家賃保証は安心?サブリースの仕組みとは?

(イー・ローン)

Q. 相続で土地を取得しました。 その土地を有効活用するために賃貸住宅を建てようと考えています。 賃貸住宅の経営にはサブリースという方法があると聞きました。 サブリースとはどのような仕組みなのでしょうか?(M・Fさん/52歳/会社員/埼玉県)
A. 賃貸経営は不動産業者に仲介してもらうにしても、入居者募集や家賃回収、退去後の対応など、オーナー自身がすべてをやろうとすると大変です。 サブリースはそんなオーナーの手間を省いてくれた上、家賃保証もある経営方法です。 その仕組みやメリット、注意点を知っておきましょう。

サブリースは夢の不労所得源?

賃貸住宅経営にはすべてをオーナー自身が行う以外に、一部の業務を外部に委託する方法があります。 管理料を支払い管理業務(入居者管理や家賃回収など)を委託する、保証料を支払い家賃滞納や空室が発生したときに保証してもらうなどです。

これらに対してサブリースは、サブリース会社に賃貸物件を一括借り上げしてもらい、家賃から管理費や保証料などの経費を除いた賃料(家賃)をオーナーが受け取る仕組みです。 入居者との賃貸契約はサブリース会社が行うので、敷金・礼金・更新料など家賃以外の収入はサブリース会社が受け取ります。

オーナーのメリットは、賃貸経営に関わる業務を省くことができる、入居者トラブルに巻き込まれることがない、空室リスクや家賃滞納リスクがなく安定的な家賃収入が得られることです。 家賃収入がローンを上回った分は生活費や貯蓄に回せる、ローン返済が終われば家賃収入をすべて手にできる、という夢の不労所得源といえるかもしれません。

そのような背景から東京都内で展開する女性専用シェアハウス「かぼちゃの馬車」に投資する人が多かったのでしょう。 しかし、このシェアハウスを販売していた会社が投資家に対するサブリースの家賃支払いを停止、その後倒産しました。 投資家が借りた不動産担保ローンが問題になっています。この事例からサブリースの注意点が見えてきます。

家賃保証はスタート時の金額がずっと続くわけではない!

最長30年などの長期にわたって家賃保証をうたうサブリース会社があります。 「かぼちゃの馬車」の運営会社も「安定の30年保証」をうたっていました。 しかし2~5年程度で契約更新になるか、定期的な家賃改定を定めていることがほとんどで、スタート時の金額がずっと保証されることはまずありません。 2年毎の更新時には家賃が少しずつ下がっていくと考えていた方がいいでしょう。

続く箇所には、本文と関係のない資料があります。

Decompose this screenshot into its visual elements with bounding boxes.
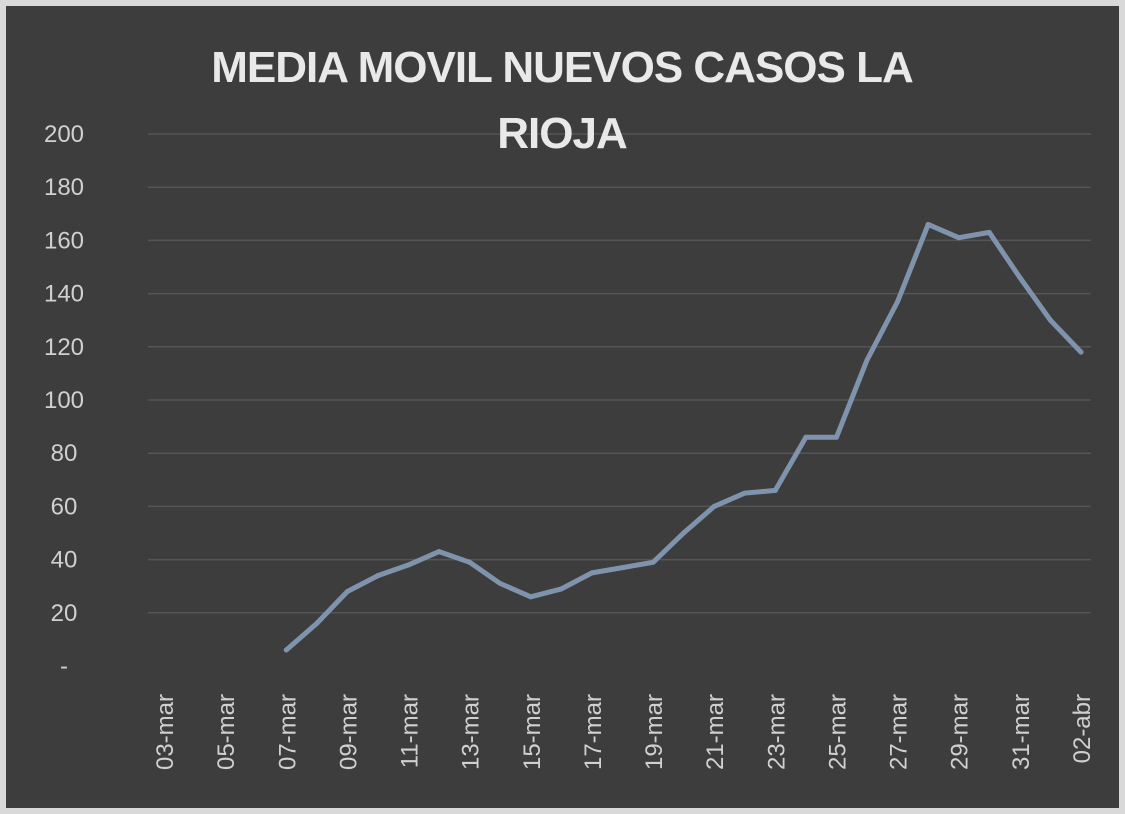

よってサブリースとする物件を建てるために不動産担保ローンを借りる場合、家賃がある程度まで下がっても返済に支障がないように計画することが重要です。 頭金を多くする、受け取る家賃と返済額の差額(つまり、利益)は貯めておき、早めに繰り上げ返済するのもいいでしょう。

なおサブリース会社が保証する家賃は、周辺相場から求める実勢家賃をもとに決められます。オーナーがこのことを知らないと、サブリース会社が提案する低めの家賃保証で契約してしまうかもしれません。 契約前に実勢家賃を調べておくとともに、サブリース会社から賃貸事業計画書を作成してもらい検討しましょう。

最近は賃貸物件の建築とサブリースを一体で営業する企業が多いようなので、1社だけの提案を鵜呑みにせず、複数社から建築費の見積もりとサブリースの条件を提示してもらい比較してみるのもいいでしょう。